It’s been an incredibly challenging 18 months for just about every single human in this world. Safe to say, many of us have shed tears when facing the loss of a loved one. We have been stretched to the point of breaking. We have been asked to continue performing, oftentimes while running on empty.
So how do we reconcile the needs of our friends, family, and co-workers with our limited capacity?
This hits on the physical, mental, emotional, and more. Life doesn’t ask us permission when we suddenly might have to be the caregiver for a loved one. Or maybe that card was dealt many years ago for a child born with a disability. My friend created an app called ianacare (https://www.ianacare.com) which empowers and equips family caregivers with the resources they need and deserve.
I also want to introduce you to my wife’s 78-year-old friend Lila. She has diabetes and episodic pain because of her weight and neuropathy. I can see her gingerly going up the stairs of the church with someone close by and another holding her purse. Without any children or family members yet, this unlikely friendship shouldn’t come as a surprise to me knowing my wife’s compassion. Lila works about 30 hours a week at Costco serving samples.
She doesn’t have any retirement saved up and may have to move out of her apartment sometime in the next 10 months.
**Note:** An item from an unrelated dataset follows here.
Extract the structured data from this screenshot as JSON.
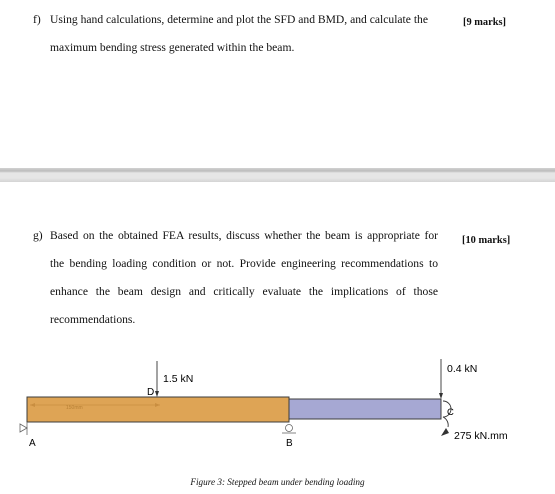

Knowing that I’m an optometrist, she’s shared her experiences with two ophthalmologists.
It sounds like her low-tension glaucoma is undercontrol but there are definitely signs of diabetic retinopathy. The provider is reluctant to do any photocoagulation so she may get an anti-VEGF injection soon. I can hardly picture what it must be like to live each hour of each day in that loneliness, wondering if I’ll lose my vision.
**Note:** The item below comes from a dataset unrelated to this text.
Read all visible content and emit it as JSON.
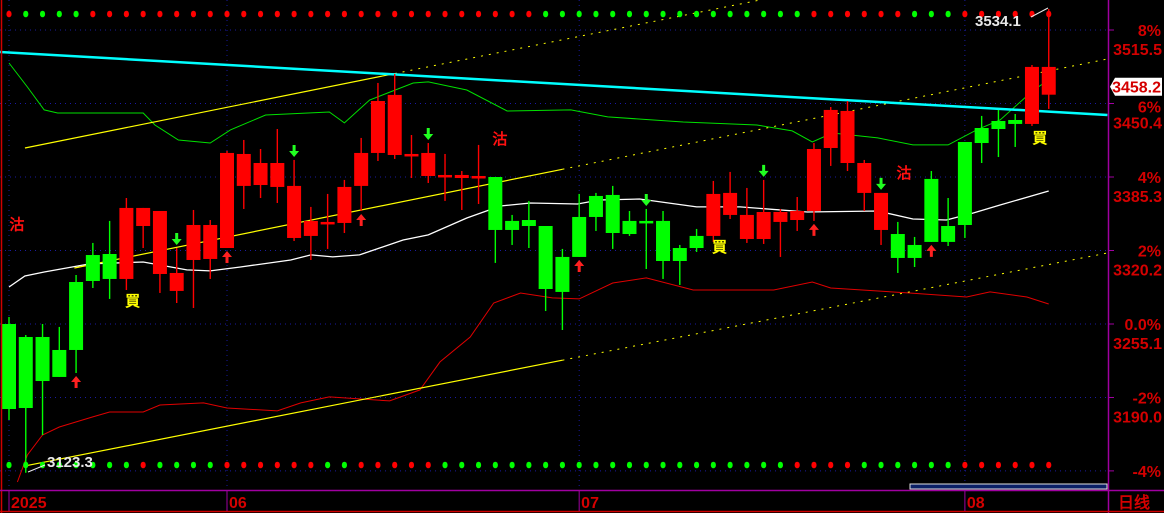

This brings me back to this concept of blindness. While blindness does not always constitute seeing darkness in one or both eyes, the inability to resolve any letters of normal size or recognize faces or the environment is truly frightening.
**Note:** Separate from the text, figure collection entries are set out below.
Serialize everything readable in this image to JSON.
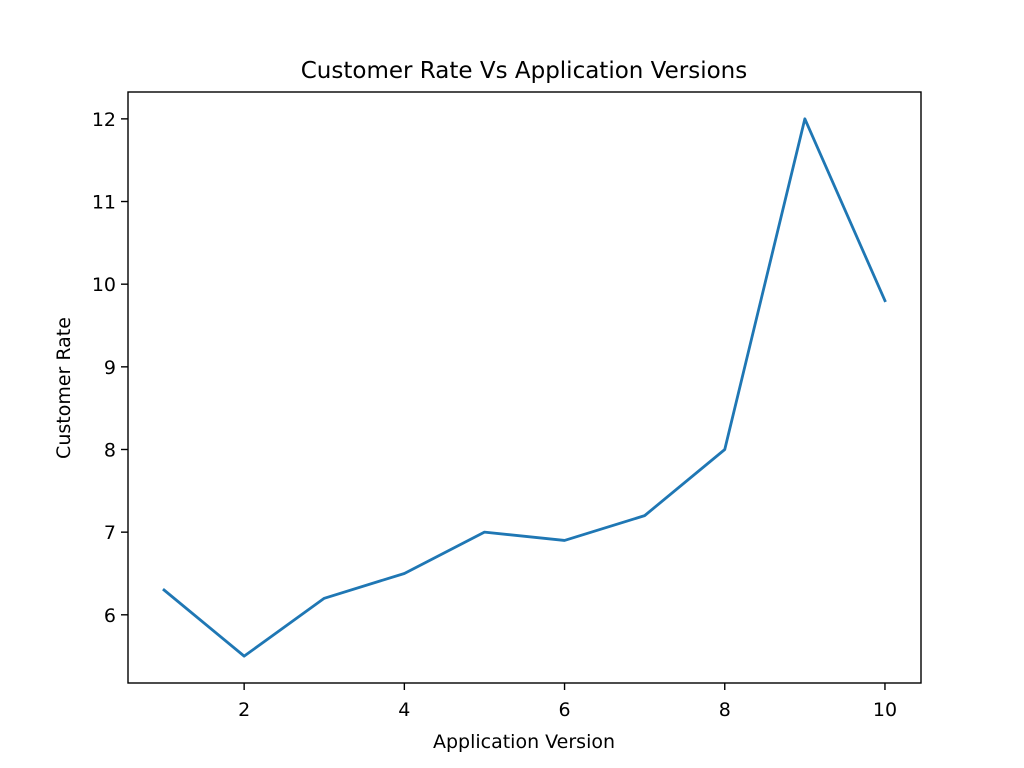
{
  "chart_data": {
    "type": "line",
    "title": "Customer Rate Vs Application Versions",
    "xlabel": "Application Version",
    "ylabel": "Customer Rate",
    "x": [
      1,
      2,
      3,
      4,
      5,
      6,
      7,
      8,
      9,
      10
    ],
    "series": [
      {
        "values": [
          6.3,
          5.5,
          6.2,
          6.5,
          7.0,
          6.9,
          7.2,
          8.0,
          12.0,
          9.8
        ],
        "color": "#1f77b4"
      }
    ],
    "xlim": [
      0.55,
      10.45
    ],
    "ylim": [
      5.175,
      12.325
    ],
    "xticks": [
      2,
      4,
      6,
      8,
      10
    ],
    "yticks": [
      6,
      7,
      8,
      9,
      10,
      11,
      12
    ],
    "grid": false,
    "legend": "none"
  }
}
For Lila, if she’s unable to drive herself, then she can no longer pay the bills. In the peer-reviewed literature, there is one highly cited paper from 1995 and another offering a 21st century perspective on world blindness published in 2001. One of my colleagues serves on the International Agency for the Prevention of Blindness. You’d think by now, that resources would have been properly allocated to make greater strides in these prevention of blindness efforts.
The populations are vast and diverse. The solutions are not one-size-fits-all. But as eye care providers, I think it’s sometimes lost on us that are collective mission is to provide a lifetime of healthy vision.
An ounce of education can go a long way. Empowering patients must always be the primary approach instead of just prescribing or telling. Much is lost in translation and patients don’t often get a second chance to grasp what’s their best course of treatment and why. And yet, we know how this story ends if children cannot see to learn, and adults cannot see to work. Let’s rally together to do better. Because if better is possible, good is not enough.